Содержание

Гордейкина заимка
Повести  -  Ужасы

 Версия для печати

Сердце гулко стучало в ушах, напоминая, что Волохов уже далеко не мальчик, что б устраивать такие вот кроссы по пересечённой местности.  Именно в тот момент, когда Пашка уже смирился с мыслью, что быстрая смерть от дурной ментовской пули гораздо предпочтительней таких мучений, он подвернул ногу. 
     
     Небольшая ямка, то ли крот вырыл, то ли просто всегда тут была, подвернулась на дороге вожатого пионерлагеря “Дружба”, и тот покатился колобком, наткнувшись рёбрами на несколько весьма угловатых корней. 
     
     “Всё”, - решил Пашка, - “Хватит.  Мочканут меня, так и мочканут, а бегать я больше не буду, не зайчик какой, чай…”
     
     Он попытался гордо приподняться навстречу преследователям, но только глухо замычал от боли в вывихнутой щиколотке.  Слёзы, хлынувшие из глаз, это ещё полбеды, а вот скопившиеся в носу сопли вполне могли представлять угрозу для дальнейшего волоховского существования.  Поняв это, Пашка осторожно вдохнул узкой щёлкой между губами, после чего приготовился к неизбежному. 
     
     Ещё одна мысль, как всегда вовремя, пришла в голову к Пашке.  Вжикнув “молнией”, Павел с остервенением содрал с себя уже порванную и заляпанную грязью зековскую “олимпийку”, оставшись в не намного более чистой, но когда-то, по определению белой, футболке. 
     
     Привстав на коленях, Пашка обратился лицом в ту сторону, откуда должны были появиться преследователи.  Может и повезёт – Димка Рябушкин первым на него выскочит и не начнёт палить сгоряча.  Хотя, с Димки станется – контуженный же -, но выбора другого всё равно не остаётся. 
     
     Повезло: действительно, через пару минут из можжевеловых зарослей появилась потная, красная и злющая морда Рябушкина и стрелять он почти не стал.  Точнее, не стал в Пашку – просто всадил короткую очередь из автомата в непосредственной близости от того, так просто, чтобы обозначить присутствие. 
     
     После чего разразился замысловато-длинной инцестуальной тирадой, в конце которой уже почти культурно поинтересовался:
     
     -А, хули, ты молчал, придурок?

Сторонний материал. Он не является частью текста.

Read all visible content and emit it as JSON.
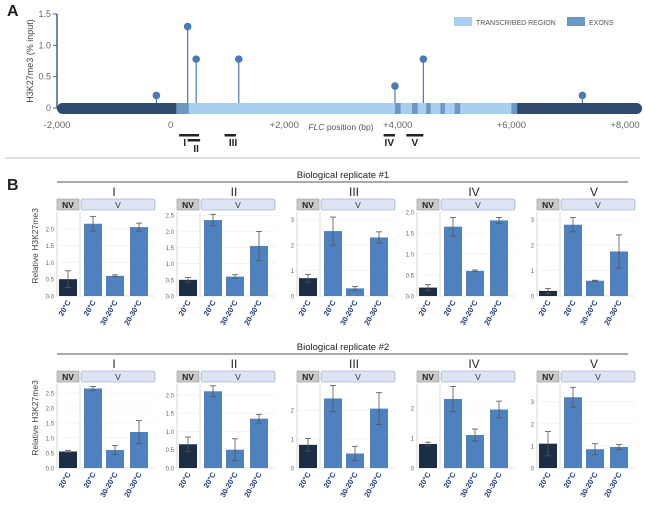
{
  "colors": {
    "dark_blue": "#2f4a6e",
    "light_blue": "#a9cfee",
    "exon_blue": "#6e98c4",
    "lollipop": "#4a7bb5",
    "bar_v": "#4e81bd",
    "bar_nv": "#1c2e45",
    "header_fill": "#dde3f3",
    "header_border": "#8a96c6",
    "nv_fill": "#c9c9c9",
    "axis": "#3b5f9b"
  },
  "panel_a": {
    "label": "A",
    "legend": [
      "TRANSCRIBED REGION",
      "EXONS"
    ],
    "regions": [
      "I",
      "II",
      "III",
      "IV",
      "V"
    ],
    "region_bars": [
      {
        "name": "I",
        "start": 150,
        "end": 500
      },
      {
        "name": "II",
        "start": 300,
        "end": 520
      },
      {
        "name": "III",
        "start": 950,
        "end": 1150
      },
      {
        "name": "IV",
        "start": 3750,
        "end": 3950
      },
      {
        "name": "V",
        "start": 4150,
        "end": 4450
      }
    ],
    "gene_line": {
      "start": -2000,
      "end": 8300
    },
    "transcribed": {
      "start": 300,
      "end": 6100
    },
    "exons": [
      {
        "start": 100,
        "end": 320
      },
      {
        "start": 3950,
        "end": 4050
      },
      {
        "start": 4250,
        "end": 4350
      },
      {
        "start": 4500,
        "end": 4580
      },
      {
        "start": 4750,
        "end": 4830
      },
      {
        "start": 5000,
        "end": 5100
      },
      {
        "start": 6000,
        "end": 6100
      }
    ]
  },
  "chart_data": [
    {
      "type": "scatter",
      "subtype": "lollipop",
      "title": "",
      "xlabel": "FLC position (bp)",
      "xlabel_italic_part": "FLC",
      "ylabel": "H3K27me3 (% input)",
      "xlim": [
        -2000,
        8000
      ],
      "ylim": [
        0,
        1.5
      ],
      "x_ticks": [
        "-2,000",
        "0",
        "+2,000",
        "+4,000",
        "+6,000",
        "+8,000"
      ],
      "x_tick_values": [
        -2000,
        0,
        2000,
        4000,
        6000,
        8000
      ],
      "y_ticks": [
        "0",
        "0.5",
        "1.0",
        "1.5"
      ],
      "y_tick_values": [
        0,
        0.5,
        1.0,
        1.5
      ],
      "x": [
        -250,
        300,
        450,
        1200,
        3950,
        4450,
        7250
      ],
      "y": [
        0.2,
        1.3,
        0.78,
        0.78,
        0.35,
        0.78,
        0.2
      ]
    }
  ],
  "panel_b": {
    "label": "B",
    "ylabel": "Relative H3K27me3",
    "nv_label": "NV",
    "v_label": "V",
    "categories": [
      "20°C",
      "20°C",
      "30-20°C",
      "20-30°C"
    ],
    "replicates": [
      {
        "title": "Biological replicate #1",
        "groups": [
          {
            "name": "I",
            "ylim": [
              0,
              2.5
            ],
            "y_ticks": [
              "0.0",
              "0.5",
              "1.0",
              "1.5",
              "2.0"
            ],
            "y_tick_values": [
              0,
              0.5,
              1.0,
              1.5,
              2.0
            ],
            "values": [
              0.5,
              2.15,
              0.6,
              2.05
            ],
            "errors": [
              0.25,
              0.22,
              0.03,
              0.12
            ]
          },
          {
            "name": "II",
            "ylim": [
              0,
              2.6
            ],
            "y_ticks": [
              "0.0",
              "0.5",
              "1.0",
              "1.5",
              "2.0",
              "2.5"
            ],
            "y_tick_values": [
              0,
              0.5,
              1.0,
              1.5,
              2.0,
              2.5
            ],
            "values": [
              0.5,
              2.35,
              0.6,
              1.55
            ],
            "errors": [
              0.07,
              0.18,
              0.06,
              0.45
            ]
          },
          {
            "name": "III",
            "ylim": [
              0,
              3.3
            ],
            "y_ticks": [
              "0",
              "1",
              "2",
              "3"
            ],
            "y_tick_values": [
              0,
              1,
              2,
              3
            ],
            "values": [
              0.7,
              2.55,
              0.3,
              2.3
            ],
            "errors": [
              0.15,
              0.55,
              0.07,
              0.22
            ]
          },
          {
            "name": "IV",
            "ylim": [
              0,
              2.0
            ],
            "y_ticks": [
              "0.0",
              "0.5",
              "1.0",
              "1.5",
              "2.0"
            ],
            "y_tick_values": [
              0,
              0.5,
              1.0,
              1.5,
              2.0
            ],
            "values": [
              0.2,
              1.65,
              0.6,
              1.8
            ],
            "errors": [
              0.07,
              0.22,
              0.02,
              0.07
            ]
          },
          {
            "name": "V",
            "ylim": [
              0,
              3.3
            ],
            "y_ticks": [
              "0",
              "1",
              "2",
              "3"
            ],
            "y_tick_values": [
              0,
              1,
              2,
              3
            ],
            "values": [
              0.2,
              2.8,
              0.6,
              1.75
            ],
            "errors": [
              0.1,
              0.28,
              0.02,
              0.65
            ]
          }
        ]
      },
      {
        "title": "Biological replicate #2",
        "groups": [
          {
            "name": "I",
            "ylim": [
              0,
              2.8
            ],
            "y_ticks": [
              "0.0",
              "0.5",
              "1.0",
              "1.5",
              "2.0",
              "2.5"
            ],
            "y_tick_values": [
              0,
              0.5,
              1.0,
              1.5,
              2.0,
              2.5
            ],
            "values": [
              0.55,
              2.65,
              0.6,
              1.2
            ],
            "errors": [
              0.04,
              0.07,
              0.15,
              0.38
            ]
          },
          {
            "name": "II",
            "ylim": [
              0,
              2.3
            ],
            "y_ticks": [
              "0.0",
              "0.5",
              "1.0",
              "1.5",
              "2.0"
            ],
            "y_tick_values": [
              0,
              0.5,
              1.0,
              1.5,
              2.0
            ],
            "values": [
              0.65,
              2.1,
              0.5,
              1.35
            ],
            "errors": [
              0.2,
              0.15,
              0.3,
              0.12
            ]
          },
          {
            "name": "III",
            "ylim": [
              0,
              2.9
            ],
            "y_ticks": [
              "0",
              "1",
              "2"
            ],
            "y_tick_values": [
              0,
              1,
              2
            ],
            "values": [
              0.8,
              2.4,
              0.5,
              2.05
            ],
            "errors": [
              0.22,
              0.45,
              0.25,
              0.55
            ]
          },
          {
            "name": "IV",
            "ylim": [
              0,
              2.8
            ],
            "y_ticks": [
              "0",
              "1",
              "2"
            ],
            "y_tick_values": [
              0,
              1,
              2
            ],
            "values": [
              0.8,
              2.3,
              1.1,
              1.95
            ],
            "errors": [
              0.06,
              0.42,
              0.2,
              0.28
            ]
          },
          {
            "name": "V",
            "ylim": [
              0,
              3.8
            ],
            "y_ticks": [
              "0",
              "1",
              "2",
              "3"
            ],
            "y_tick_values": [
              0,
              1,
              2,
              3
            ],
            "values": [
              1.1,
              3.2,
              0.85,
              0.95
            ],
            "errors": [
              0.55,
              0.45,
              0.25,
              0.12
            ]
          }
        ]
      }
    ]
  }
}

Мы ж тебя чуть не пришлёпнули вместо зека этого. 
     
     Потом взгляд Рябушкина стал более осмысленным, взгляд его скользнул по брошенной рядом куртке и окровавленному лицу Волохова, по его неестественно, по-негритянски выгнутым губам, и старлей только озадаченно покачал головой.  После чего присел на корточки перед Пашкой, с болезненным интересом разглядывая, намертво пришпилившие одна к другой скрепками, губы.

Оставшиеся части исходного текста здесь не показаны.